I. Die Beschwerde wird zurückgewiesen.
II. Der Antragsteller trägt die Kosten des Beschwerdeverfahrens. Der Beigeladene trägt seine außergerichtlichen Kosten selbst.
III. Der Streitwert für das Beschwerdeverfahren wird auf 3.750 Euro festgesetzt.

Gründe

I.
Der Antragsteller wendet sich gegen die vom Landratsamt Miltenberg dem Beigeladenen erteilte Baugenehmigung vom 3. April 2019 zum Neubau eines Wohnhauses.
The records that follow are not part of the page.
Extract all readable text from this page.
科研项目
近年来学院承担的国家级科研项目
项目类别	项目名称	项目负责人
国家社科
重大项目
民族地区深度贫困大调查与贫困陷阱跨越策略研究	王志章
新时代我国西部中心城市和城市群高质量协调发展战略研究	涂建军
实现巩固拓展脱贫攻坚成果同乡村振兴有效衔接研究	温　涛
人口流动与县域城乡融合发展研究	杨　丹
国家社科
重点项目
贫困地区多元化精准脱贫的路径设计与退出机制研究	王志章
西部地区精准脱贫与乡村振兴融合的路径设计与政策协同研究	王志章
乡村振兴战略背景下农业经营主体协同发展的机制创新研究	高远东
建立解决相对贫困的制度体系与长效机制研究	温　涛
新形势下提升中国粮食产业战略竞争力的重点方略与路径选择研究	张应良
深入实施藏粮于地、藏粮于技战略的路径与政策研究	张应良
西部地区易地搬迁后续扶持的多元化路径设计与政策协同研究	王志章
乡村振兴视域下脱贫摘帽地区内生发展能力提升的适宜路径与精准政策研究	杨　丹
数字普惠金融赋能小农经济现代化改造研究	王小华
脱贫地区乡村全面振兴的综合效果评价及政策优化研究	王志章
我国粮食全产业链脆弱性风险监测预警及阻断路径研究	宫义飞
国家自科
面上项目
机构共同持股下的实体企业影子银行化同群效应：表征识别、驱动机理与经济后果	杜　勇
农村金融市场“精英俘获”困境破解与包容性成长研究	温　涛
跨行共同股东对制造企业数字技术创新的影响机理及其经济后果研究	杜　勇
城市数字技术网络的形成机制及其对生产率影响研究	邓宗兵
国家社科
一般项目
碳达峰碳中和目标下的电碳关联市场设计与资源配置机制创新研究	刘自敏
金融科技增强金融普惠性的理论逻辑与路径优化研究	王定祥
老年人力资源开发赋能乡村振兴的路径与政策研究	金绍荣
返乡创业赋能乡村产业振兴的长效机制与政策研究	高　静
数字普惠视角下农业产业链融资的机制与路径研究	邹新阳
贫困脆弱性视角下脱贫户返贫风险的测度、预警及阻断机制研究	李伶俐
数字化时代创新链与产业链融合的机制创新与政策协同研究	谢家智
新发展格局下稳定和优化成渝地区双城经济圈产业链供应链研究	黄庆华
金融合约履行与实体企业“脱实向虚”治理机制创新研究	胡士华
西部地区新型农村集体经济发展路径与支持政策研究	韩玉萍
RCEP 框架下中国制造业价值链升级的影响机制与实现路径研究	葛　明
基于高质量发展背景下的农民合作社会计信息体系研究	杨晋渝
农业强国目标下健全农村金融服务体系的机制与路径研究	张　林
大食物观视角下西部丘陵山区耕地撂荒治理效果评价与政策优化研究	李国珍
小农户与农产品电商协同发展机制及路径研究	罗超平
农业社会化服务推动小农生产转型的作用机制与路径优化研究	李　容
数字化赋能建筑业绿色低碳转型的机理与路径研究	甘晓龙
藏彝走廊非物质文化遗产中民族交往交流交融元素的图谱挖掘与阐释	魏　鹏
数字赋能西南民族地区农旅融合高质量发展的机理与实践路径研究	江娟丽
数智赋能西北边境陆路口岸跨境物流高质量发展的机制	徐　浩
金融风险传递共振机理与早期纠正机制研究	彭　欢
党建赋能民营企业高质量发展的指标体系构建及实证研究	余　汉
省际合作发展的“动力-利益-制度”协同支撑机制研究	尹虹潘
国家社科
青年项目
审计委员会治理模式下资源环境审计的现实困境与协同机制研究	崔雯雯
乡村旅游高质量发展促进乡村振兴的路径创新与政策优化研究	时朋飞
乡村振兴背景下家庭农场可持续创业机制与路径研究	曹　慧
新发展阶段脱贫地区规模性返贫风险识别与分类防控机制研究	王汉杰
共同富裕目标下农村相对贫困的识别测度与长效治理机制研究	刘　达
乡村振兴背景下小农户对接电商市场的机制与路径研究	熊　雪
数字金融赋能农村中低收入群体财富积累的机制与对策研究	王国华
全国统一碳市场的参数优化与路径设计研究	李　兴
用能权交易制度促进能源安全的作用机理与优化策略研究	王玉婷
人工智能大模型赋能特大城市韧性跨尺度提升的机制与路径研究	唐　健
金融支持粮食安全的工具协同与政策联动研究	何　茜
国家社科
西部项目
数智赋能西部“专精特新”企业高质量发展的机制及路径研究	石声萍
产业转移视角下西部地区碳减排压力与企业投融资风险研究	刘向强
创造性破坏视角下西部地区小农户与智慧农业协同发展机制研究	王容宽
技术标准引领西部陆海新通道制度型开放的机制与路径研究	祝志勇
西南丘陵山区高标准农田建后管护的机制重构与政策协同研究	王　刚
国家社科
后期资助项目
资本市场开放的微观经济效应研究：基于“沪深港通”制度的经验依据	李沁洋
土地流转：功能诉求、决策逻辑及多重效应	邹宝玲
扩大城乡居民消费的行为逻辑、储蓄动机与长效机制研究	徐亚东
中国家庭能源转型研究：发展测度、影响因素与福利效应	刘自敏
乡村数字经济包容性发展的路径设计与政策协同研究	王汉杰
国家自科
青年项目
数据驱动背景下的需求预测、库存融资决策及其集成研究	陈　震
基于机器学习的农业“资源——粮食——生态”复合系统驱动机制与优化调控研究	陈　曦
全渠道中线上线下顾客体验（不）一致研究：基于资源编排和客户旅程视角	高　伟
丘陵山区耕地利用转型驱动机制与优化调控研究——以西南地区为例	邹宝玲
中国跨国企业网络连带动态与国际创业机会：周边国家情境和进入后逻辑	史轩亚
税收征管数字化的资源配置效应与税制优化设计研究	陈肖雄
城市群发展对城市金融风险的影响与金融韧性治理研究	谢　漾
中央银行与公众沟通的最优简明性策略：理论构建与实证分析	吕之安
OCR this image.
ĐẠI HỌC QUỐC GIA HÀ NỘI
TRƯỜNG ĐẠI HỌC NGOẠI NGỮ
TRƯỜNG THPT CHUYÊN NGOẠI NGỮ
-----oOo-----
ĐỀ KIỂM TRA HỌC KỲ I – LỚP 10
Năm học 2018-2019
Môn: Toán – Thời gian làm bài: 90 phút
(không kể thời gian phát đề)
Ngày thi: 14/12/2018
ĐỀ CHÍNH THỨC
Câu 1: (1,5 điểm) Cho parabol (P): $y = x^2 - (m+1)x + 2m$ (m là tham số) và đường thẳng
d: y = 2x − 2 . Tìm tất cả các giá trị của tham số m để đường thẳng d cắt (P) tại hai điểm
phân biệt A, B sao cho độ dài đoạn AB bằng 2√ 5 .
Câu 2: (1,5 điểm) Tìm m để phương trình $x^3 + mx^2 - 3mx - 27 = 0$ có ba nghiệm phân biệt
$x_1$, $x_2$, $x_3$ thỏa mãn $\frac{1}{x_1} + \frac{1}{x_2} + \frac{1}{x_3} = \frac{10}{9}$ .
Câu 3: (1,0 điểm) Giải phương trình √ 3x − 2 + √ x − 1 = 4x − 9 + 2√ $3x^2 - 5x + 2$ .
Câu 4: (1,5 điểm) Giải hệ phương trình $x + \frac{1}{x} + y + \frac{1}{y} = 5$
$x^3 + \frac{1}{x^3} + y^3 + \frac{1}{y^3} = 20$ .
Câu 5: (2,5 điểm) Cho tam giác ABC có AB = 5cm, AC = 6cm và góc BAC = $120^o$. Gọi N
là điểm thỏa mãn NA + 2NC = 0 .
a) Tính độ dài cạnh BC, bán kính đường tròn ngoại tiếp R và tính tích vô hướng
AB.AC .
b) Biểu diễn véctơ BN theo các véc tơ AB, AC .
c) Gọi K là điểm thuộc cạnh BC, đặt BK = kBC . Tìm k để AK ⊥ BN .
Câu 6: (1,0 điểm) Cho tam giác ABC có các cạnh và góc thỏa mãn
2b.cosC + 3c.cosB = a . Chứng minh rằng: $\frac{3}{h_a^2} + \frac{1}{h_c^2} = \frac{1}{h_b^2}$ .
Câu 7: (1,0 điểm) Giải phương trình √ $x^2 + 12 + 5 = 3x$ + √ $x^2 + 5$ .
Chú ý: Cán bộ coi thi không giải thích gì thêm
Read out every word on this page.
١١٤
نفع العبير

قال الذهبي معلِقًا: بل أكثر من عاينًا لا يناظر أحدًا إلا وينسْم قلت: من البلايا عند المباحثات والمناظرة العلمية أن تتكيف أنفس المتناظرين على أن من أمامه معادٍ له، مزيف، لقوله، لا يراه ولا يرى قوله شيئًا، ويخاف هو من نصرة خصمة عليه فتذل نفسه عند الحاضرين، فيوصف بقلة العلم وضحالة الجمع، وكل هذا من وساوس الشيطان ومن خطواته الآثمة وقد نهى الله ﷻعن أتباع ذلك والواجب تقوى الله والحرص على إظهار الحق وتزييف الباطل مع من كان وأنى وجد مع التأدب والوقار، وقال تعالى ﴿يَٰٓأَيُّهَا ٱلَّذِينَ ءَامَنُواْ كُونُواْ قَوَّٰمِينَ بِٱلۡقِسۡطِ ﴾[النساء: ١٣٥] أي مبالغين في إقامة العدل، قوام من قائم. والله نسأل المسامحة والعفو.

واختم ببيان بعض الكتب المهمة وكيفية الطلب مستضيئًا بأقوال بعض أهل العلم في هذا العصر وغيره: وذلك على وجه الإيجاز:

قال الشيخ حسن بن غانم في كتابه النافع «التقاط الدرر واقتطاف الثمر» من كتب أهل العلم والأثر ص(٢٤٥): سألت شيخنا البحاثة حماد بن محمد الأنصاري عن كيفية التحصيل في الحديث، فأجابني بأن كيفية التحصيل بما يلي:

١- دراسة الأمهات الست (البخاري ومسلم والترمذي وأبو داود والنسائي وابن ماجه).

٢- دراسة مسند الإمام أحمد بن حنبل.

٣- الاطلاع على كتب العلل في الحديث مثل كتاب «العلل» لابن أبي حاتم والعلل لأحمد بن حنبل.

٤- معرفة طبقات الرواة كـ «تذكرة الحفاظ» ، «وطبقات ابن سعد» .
Das geplante Bauvorhaben umfasst die Grundstücke … und … Gemarkung Miltenberg. Das Grundstück des Antragstellers, FlNr. … Gemarkung Miltenberg, liegt nördlich und nordwestlich des Baugrundstücks FlNr. … Gemarkung Miltenberg; das Wohngebäude des Antragstellers befindet sich im nordöstlichen Bereich seines Grundstücks. Nordöstlich der beiden Baugrundstücke liegt das Grundstück FlNr. … Gemarkung Miltenberg, das mit seiner Nordwestgrenze ebenfalls an das Grundstück des Antragstellers angrenzt. Südöstlich des Baugrundstücks FlNr. … Gemarkung Miltenberg sowie mit einer ca. 4 m breiten Zufahrt südöstlich des Grundstücks FlNr. … Gemarkung Miltenberg befindet sich das Grundstück … Gemarkung Miltenberg. Südöstlich der Zufahrt zum Grundstück FlNr. … Gemarkung Miltenberg und ohne eigene Grenze zu den Baugrundstücken befindet sich das Grundstück FlNr. … Gemarkung Miltenberg. Sämtliche Grundstücke liegen im Geltungsbereich des Bebauungsplans „…“ der Stadt Miltenberg, der ein allgemeines Wohngebiet festsetzt und u.a. Festsetzungen zur Traufhöhe sowie der überbaubaren Grundstücksfläche enthält.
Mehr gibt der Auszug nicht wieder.